Qu'il s'agisse de Gübelin, Kronometry1999, Westime ou encore Chronométrie Piguet à Gstaad, on s'accorde sur un point: il est plus facile de déplacer les personnes que les collections, les salons mondiaux de l'horlogerie ont donc toute leur légitimité. «C'est le seul moment ou nous pouvons voir et toucher les pièces» insiste la directrice de ce dernier point de vente, Laetitia Boni, qui ne se rend pas non plus ailleurs qu'au SIHH ou à Baselworld. Le rendez-vous bâlois s'avère être son préféré, moins «hautain» et plus convivial que celui du bout du lac qui se considère «comme une élite», sans compter qu'«il est difficile de se libérer en janvier et nous n'avons pas le recul sur les ventes des Fêtes de fin d'année». Last but not least, «Nous n'avons pas encore reçu toutes les nouveautés de l'année précédente qu'il faut déjà commander les suivantes». Comme tous les autres, la professionnelle de la distribution considère que le deuxième atout des salons consiste à pouvoir dialoguer avec les marques, même si d'autres rencontres jalonnent l'année.


Défricheurs

Dernière tendance, les défricheurs. Denis Asch, fondateur de l'Heure Asch à Genève, a beau arpenter les halles de la Messe depuis 20 ans et celle de Palexpo depuis 10 ans, il trouve indispensable de découvrir les nouvelles marques présentes au GTE, même s'il souhaiterait moins de dispersion entre les différents sites d'exposition.
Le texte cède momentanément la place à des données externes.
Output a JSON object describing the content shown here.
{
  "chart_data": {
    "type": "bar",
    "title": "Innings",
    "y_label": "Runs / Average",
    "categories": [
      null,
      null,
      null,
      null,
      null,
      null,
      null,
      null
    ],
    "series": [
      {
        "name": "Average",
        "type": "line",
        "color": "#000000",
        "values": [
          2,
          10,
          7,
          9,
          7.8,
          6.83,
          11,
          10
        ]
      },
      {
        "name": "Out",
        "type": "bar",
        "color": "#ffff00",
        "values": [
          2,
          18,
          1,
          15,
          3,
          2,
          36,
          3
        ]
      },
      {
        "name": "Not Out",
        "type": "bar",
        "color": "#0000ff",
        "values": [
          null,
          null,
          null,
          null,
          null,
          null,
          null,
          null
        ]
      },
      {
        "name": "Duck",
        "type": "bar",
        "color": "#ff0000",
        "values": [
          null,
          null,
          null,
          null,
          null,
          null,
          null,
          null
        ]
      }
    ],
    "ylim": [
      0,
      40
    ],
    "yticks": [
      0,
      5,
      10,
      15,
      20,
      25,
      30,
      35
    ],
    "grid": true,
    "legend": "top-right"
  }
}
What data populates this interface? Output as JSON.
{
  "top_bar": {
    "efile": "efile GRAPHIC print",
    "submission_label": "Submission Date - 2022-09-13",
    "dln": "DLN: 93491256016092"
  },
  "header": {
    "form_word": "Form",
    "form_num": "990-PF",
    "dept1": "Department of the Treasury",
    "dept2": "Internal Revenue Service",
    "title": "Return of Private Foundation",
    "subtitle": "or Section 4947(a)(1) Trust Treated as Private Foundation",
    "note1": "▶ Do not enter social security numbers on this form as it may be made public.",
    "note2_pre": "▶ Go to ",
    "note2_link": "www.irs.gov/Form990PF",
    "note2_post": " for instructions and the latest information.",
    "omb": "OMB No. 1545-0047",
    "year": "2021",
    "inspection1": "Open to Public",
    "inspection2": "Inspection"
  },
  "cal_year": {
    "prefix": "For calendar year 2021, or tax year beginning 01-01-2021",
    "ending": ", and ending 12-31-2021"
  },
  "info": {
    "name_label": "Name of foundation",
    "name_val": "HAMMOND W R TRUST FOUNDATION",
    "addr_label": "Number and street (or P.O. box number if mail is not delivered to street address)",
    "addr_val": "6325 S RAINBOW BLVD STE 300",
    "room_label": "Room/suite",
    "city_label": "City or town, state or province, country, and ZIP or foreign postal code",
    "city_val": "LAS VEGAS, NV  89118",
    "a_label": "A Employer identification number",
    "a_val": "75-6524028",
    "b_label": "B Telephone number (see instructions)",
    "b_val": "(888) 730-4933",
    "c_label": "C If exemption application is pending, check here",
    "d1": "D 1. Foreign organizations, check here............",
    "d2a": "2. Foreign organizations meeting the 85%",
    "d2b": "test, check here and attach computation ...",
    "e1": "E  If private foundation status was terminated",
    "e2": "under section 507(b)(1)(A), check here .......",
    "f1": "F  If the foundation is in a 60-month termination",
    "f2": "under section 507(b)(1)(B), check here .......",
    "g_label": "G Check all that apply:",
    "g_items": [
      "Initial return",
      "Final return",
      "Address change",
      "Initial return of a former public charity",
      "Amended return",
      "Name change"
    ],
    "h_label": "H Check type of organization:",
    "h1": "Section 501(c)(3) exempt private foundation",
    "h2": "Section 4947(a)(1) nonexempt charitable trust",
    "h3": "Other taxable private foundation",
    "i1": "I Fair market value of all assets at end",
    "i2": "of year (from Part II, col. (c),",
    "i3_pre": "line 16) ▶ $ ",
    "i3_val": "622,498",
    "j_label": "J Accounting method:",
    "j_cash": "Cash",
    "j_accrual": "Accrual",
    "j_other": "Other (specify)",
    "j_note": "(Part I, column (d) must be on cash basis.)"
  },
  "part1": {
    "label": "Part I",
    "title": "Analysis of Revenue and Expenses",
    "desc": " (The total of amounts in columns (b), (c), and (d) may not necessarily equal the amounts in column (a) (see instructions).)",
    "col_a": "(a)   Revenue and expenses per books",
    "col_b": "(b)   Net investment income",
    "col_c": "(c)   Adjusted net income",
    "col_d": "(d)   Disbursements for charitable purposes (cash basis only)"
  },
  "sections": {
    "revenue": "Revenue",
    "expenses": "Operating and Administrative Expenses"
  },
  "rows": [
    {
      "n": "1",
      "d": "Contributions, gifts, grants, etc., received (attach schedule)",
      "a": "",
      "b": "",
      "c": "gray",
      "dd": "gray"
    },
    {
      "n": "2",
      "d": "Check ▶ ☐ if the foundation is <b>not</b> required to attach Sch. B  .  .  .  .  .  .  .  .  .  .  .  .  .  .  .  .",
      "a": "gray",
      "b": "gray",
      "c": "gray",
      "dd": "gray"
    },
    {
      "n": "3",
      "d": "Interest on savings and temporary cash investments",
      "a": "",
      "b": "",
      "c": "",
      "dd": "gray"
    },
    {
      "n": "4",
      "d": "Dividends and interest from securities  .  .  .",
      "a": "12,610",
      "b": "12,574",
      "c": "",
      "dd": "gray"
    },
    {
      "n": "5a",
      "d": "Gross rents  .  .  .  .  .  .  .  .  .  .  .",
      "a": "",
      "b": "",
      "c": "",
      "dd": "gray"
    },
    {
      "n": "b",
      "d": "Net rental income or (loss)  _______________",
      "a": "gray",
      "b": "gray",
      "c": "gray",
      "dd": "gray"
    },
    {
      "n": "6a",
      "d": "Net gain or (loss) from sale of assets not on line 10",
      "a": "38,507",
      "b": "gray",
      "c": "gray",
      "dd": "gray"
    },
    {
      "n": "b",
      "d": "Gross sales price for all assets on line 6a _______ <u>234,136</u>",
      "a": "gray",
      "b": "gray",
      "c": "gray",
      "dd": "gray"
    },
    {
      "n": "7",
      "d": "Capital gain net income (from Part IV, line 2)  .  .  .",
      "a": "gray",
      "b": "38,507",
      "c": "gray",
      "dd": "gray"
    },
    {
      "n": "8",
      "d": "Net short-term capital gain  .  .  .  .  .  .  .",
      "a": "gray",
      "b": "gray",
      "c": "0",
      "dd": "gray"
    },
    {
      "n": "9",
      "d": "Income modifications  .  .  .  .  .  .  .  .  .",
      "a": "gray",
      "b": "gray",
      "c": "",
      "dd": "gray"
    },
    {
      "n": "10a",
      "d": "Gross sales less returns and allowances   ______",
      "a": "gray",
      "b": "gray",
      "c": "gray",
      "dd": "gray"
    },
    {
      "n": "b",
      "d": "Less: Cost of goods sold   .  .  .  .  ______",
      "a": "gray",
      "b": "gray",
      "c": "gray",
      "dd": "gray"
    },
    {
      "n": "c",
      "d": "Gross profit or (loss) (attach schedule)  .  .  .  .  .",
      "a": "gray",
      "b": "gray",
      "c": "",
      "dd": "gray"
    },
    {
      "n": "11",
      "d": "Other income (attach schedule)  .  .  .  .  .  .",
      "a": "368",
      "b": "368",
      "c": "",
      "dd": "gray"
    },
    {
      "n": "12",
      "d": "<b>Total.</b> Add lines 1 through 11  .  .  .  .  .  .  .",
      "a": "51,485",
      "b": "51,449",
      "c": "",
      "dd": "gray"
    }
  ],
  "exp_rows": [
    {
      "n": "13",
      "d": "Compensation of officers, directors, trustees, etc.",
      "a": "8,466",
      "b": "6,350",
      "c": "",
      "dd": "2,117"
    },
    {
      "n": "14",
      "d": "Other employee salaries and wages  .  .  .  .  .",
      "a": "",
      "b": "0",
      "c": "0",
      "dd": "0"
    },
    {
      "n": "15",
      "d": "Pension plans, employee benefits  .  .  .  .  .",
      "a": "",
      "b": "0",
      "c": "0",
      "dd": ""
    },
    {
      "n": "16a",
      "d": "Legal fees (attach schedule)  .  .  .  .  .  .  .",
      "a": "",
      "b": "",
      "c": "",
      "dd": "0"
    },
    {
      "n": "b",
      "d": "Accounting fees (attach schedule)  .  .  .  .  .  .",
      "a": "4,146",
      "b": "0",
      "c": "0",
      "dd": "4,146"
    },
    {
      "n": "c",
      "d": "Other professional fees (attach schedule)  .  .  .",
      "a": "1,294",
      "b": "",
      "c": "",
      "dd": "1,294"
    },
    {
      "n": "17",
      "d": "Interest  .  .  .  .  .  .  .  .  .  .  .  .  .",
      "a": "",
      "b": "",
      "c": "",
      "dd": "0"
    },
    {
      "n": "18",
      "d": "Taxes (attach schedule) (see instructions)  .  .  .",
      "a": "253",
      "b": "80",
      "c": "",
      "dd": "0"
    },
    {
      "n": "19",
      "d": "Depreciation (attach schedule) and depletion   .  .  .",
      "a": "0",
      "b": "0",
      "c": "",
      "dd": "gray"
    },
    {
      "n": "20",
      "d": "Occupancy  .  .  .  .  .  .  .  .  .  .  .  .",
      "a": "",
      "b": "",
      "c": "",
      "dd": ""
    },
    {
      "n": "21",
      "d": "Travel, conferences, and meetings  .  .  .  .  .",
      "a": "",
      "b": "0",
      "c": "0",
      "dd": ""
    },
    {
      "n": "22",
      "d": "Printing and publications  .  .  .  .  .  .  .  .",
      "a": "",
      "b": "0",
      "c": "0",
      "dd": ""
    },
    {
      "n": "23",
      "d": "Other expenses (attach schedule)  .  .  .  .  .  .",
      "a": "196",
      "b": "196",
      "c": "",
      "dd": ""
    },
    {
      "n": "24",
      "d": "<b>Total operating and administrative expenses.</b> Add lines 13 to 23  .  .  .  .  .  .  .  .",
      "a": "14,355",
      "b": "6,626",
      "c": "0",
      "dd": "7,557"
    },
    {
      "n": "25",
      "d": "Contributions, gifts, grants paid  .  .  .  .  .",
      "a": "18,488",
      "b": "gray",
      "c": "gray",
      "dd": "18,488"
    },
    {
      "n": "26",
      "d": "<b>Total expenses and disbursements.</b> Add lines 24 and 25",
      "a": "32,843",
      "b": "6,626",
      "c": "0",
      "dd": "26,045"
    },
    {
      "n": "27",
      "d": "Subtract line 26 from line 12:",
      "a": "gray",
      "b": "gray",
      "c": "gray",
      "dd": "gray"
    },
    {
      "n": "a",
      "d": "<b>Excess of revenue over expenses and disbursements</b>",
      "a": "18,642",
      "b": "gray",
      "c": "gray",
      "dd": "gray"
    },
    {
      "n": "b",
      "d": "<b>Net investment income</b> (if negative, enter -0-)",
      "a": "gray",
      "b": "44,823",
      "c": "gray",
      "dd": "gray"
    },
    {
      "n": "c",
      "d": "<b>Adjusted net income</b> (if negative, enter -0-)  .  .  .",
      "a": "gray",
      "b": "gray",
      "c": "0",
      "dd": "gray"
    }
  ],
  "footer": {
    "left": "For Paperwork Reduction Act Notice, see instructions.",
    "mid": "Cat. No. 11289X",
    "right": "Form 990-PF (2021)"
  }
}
Dans l'ensemble, il rejoint ses collègues sur la qualité de l'accueil:» Les professionnels sont toujours très agréablement reçus, la logistique et l'organisation sont bien huilées», mais il déplore cependant les prix largement exagérés des hôteliers rhénans «pour ceux qui ont eu la chance de trouver une chambre à moins de 100 kms du centre de Bâle.»

Alors, quelle solution adopter? Faut-il vraiment comme le suggère John Simonian «Un salon majeur par continent pour les marchés concernés»? Ou plus clairement définir les salons pour les professionnels et ceux qui se destinent au public? Comme d'habitude, chacun fera son choix, et le marché aura le dernier mot.